Dysarthria-Facial Paresis and Rostral Pontine Ischemic Stroke

We describe an acute, postoperative dysarthria-facial paresis. While the rare stroke syndrome has been described previously, we present an under-described clinical nuance to its presentation with a particularly clear imaging correlation. A 78-year-old, right-handed man with a past medical history of aortic stenosis presented after a transcatheter aortic valve replacement. Immediately postoperatively, no neurological deficits were noted. That evening, he described his speech as “drunken.” He was later noted to have a right lower facial droop in addition to the speech change.
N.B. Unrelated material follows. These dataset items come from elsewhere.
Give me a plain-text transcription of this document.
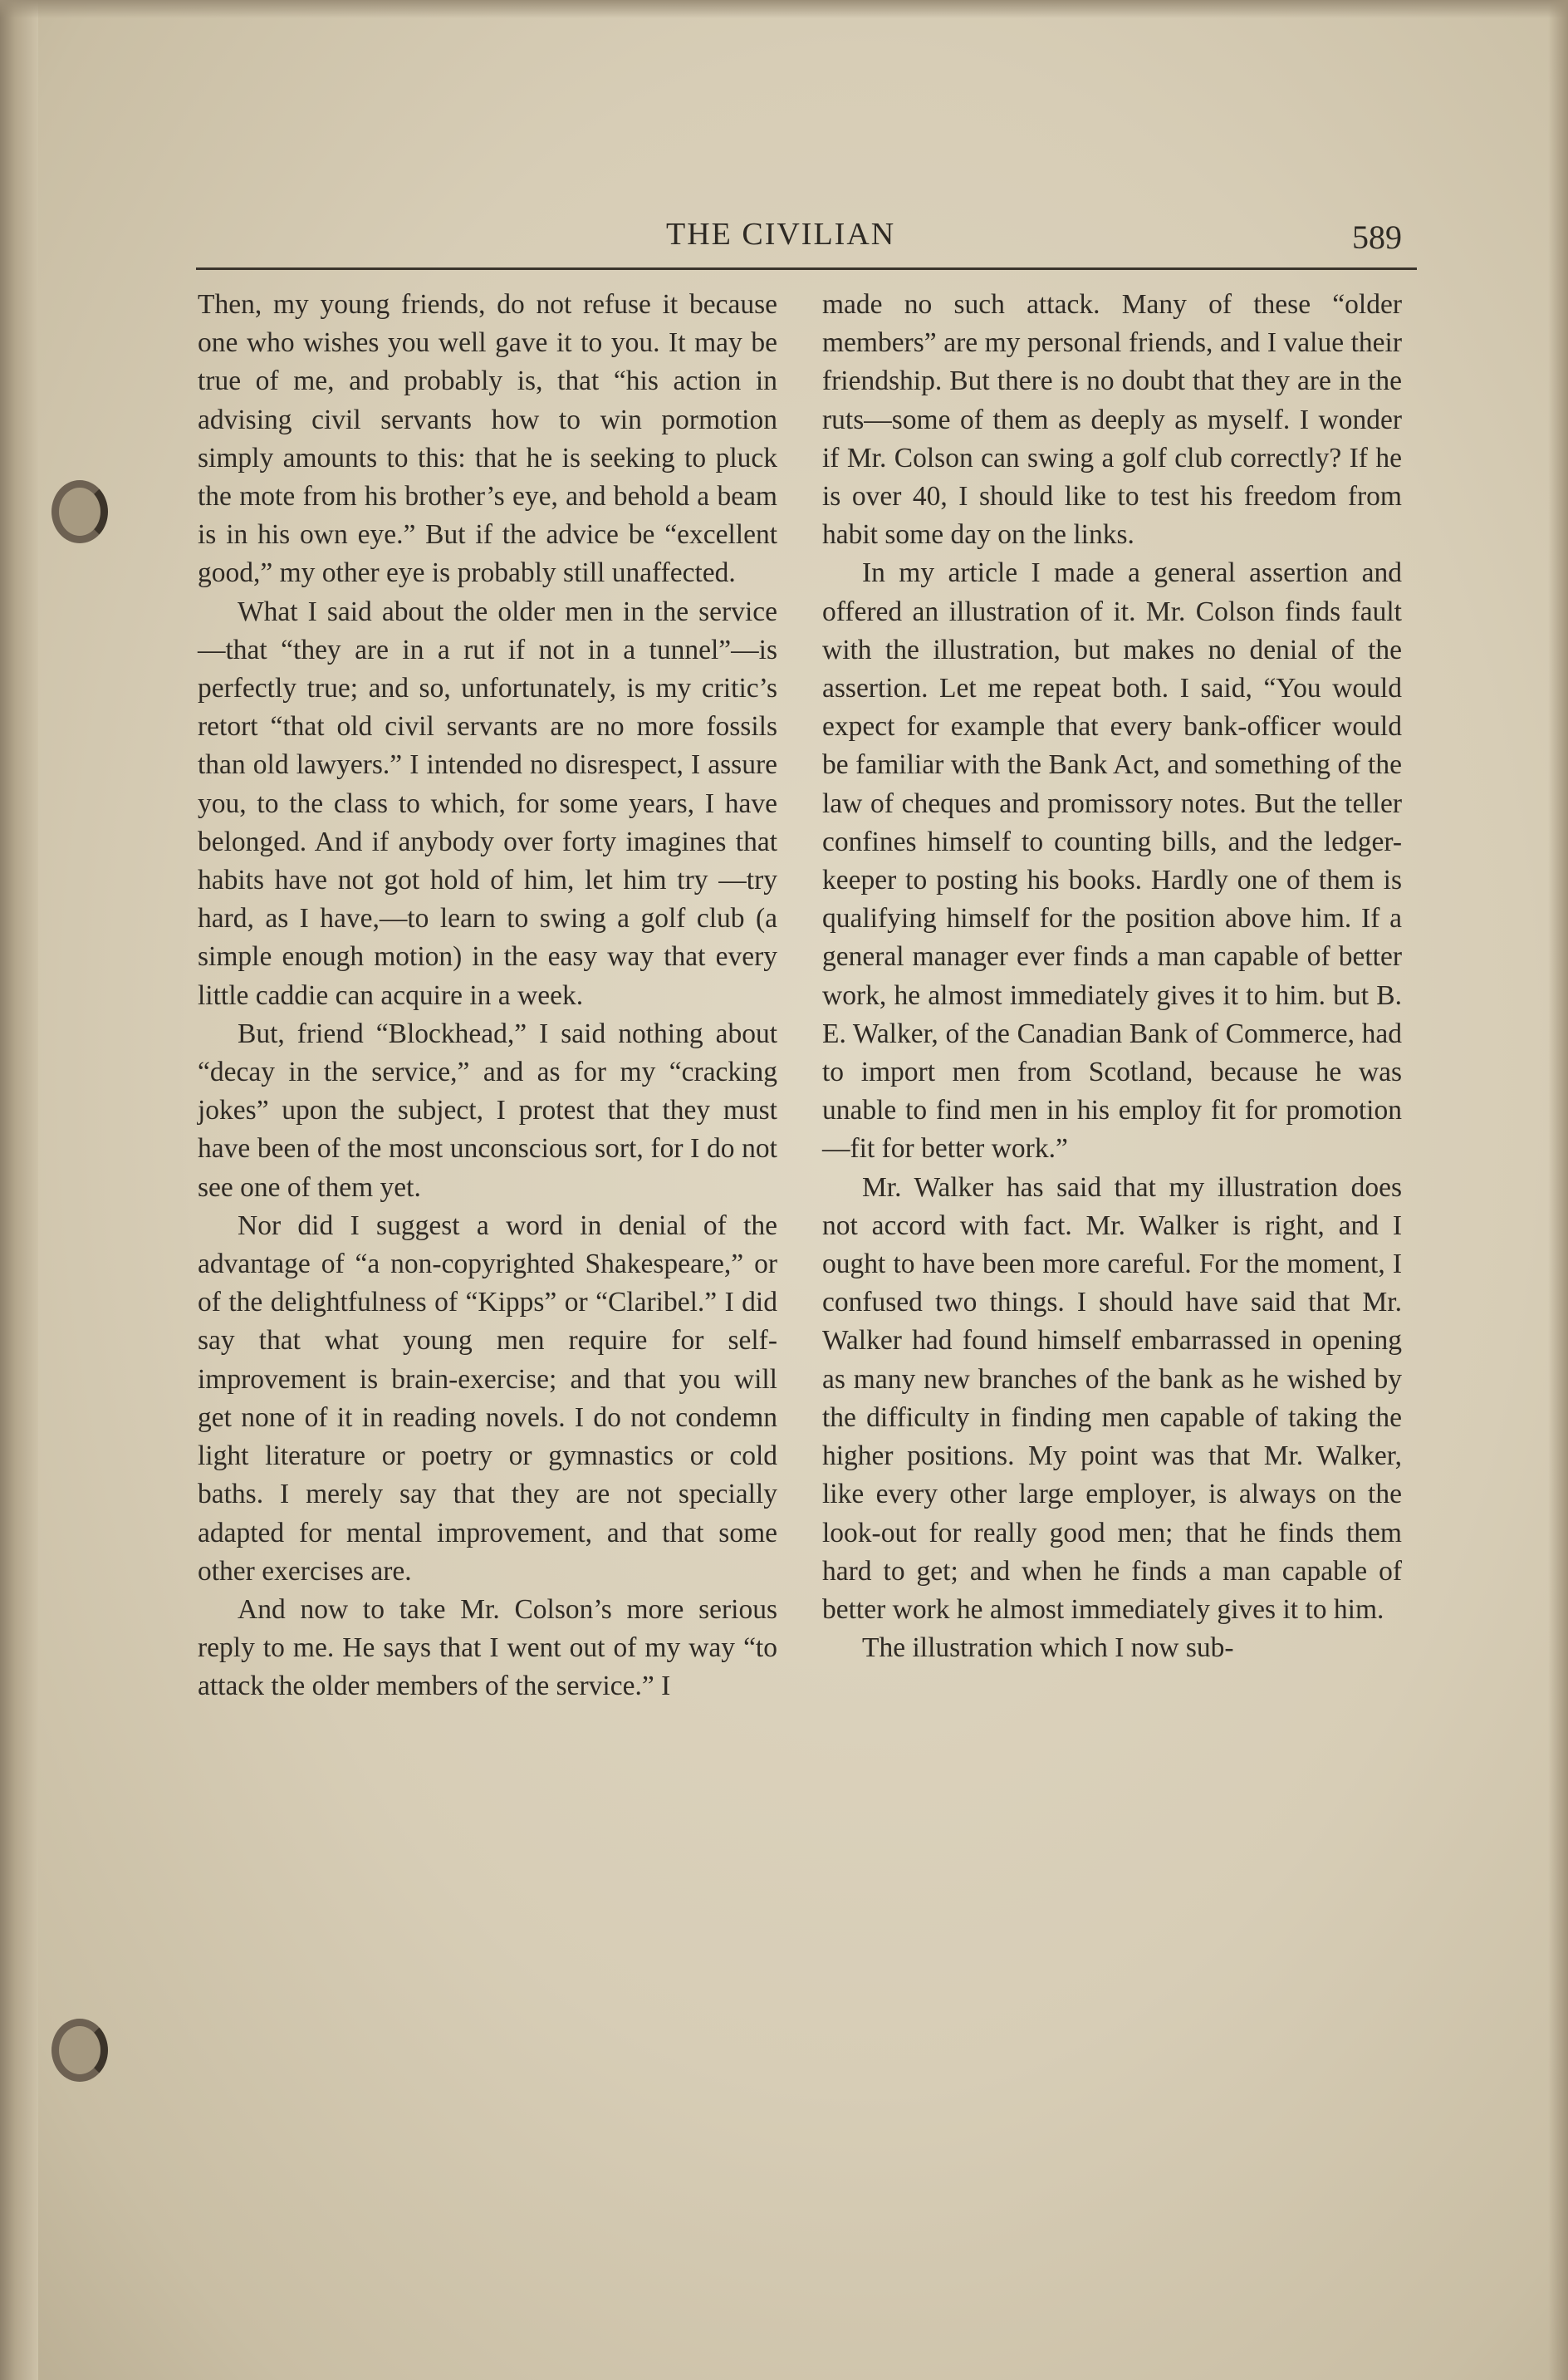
THE CIVILIAN	589

Then, my young friends, do not refuse it because one who wishes you well gave it to you. It may be true of me, and probably is, that “his action in advising civil servants how to win pormotion simply amounts to this: that he is seeking to pluck the mote from his brother’s eye, and behold a beam is in his own eye.” But if the advice be “excellent good,” my other eye is probably still unaffected.

What I said about the older men in the service—that “they are in a rut if not in a tunnel”—is perfectly true; and so, unfortunately, is my critic’s retort “that old civil servants are no more fossils than old lawyers.” I intended no disrespect, I assure you, to the class to which, for some years, I have belonged. And if anybody over forty imagines that habits have not got hold of him, let him try —try hard, as I have,—to learn to swing a golf club (a simple enough motion) in the easy way that every little caddie can acquire in a week.

But, friend “Blockhead,” I said nothing about “decay in the service,” and as for my “cracking jokes” upon the subject, I protest that they must have been of the most unconscious sort, for I do not see one of them yet.

Nor did I suggest a word in denial of the advantage of “a non-copyrighted Shakespeare,” or of the delightfulness of “Kipps” or “Claribel.” I did say that what young men require for self-improvement is brain-exercise; and that you will get none of it in reading novels. I do not condemn light literature or poetry or gymnastics or cold baths. I merely say that they are not specially adapted for mental improvement, and that some other exercises are.

And now to take Mr. Colson’s more serious reply to me. He says that I went out of my way “to attack the older members of the service.” I

made no such attack. Many of these “older members” are my personal friends, and I value their friendship. But there is no doubt that they are in the ruts—some of them as deeply as myself. I wonder if Mr. Colson can swing a golf club correctly? If he is over 40, I should like to test his freedom from habit some day on the links.

In my article I made a general assertion and offered an illustration of it. Mr. Colson finds fault with the illustration, but makes no denial of the assertion. Let me repeat both. I said, “You would expect for example that every bank-officer would be familiar with the Bank Act, and something of the law of cheques and promissory notes. But the teller confines himself to counting bills, and the ledger-keeper to posting his books. Hardly one of them is qualifying himself for the position above him. If a general manager ever finds a man capable of better work, he almost immediately gives it to him. but B. E. Walker, of the Canadian Bank of Commerce, had to import men from Scotland, because he was unable to find men in his employ fit for promotion—fit for better work.”

Mr. Walker has said that my illustration does not accord with fact. Mr. Walker is right, and I ought to have been more careful. For the moment, I confused two things. I should have said that Mr. Walker had found himself embarrassed in opening as many new branches of the bank as he wished by the difficulty in finding men capable of taking the higher positions. My point was that Mr. Walker, like every other large employer, is always on the look-out for really good men; that he finds them hard to get; and when he finds a man capable of better work he almost immediately gives it to him.

The illustration which I now sub-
His speech exhibited labial, lingual, and (to a lesser degree) guttural dysarthria. At the patient's request due to claustrophobia, he received 2 mg of oral lorazepam prior to cranial imaging. Afterwards, he was sleepy but arousable, yet was unable to put pen to paper when asked to write. Right lower facial paresis persisted, but he now demonstrated a right pronator drift, which resolved after 14 h without other evolution to his clinical examination. Brainstem lesions above the level of the pontine facial nucleus may present with central facial paresis contralateral to the lesion. An associated dysarthria may have both labial and lingual features in the absence of tongue or pharyngeal weakness. Our review of reported cases of dysarthria in isolation, dysarthria in combination with facial paresis, and facial paresis finds that all presentations may result from cortical, subcortical, or brainstem involvement. Stroke mechanisms are most commonly thromboembolic or small-vessel-ischemic in either the anterior or posterior circulations.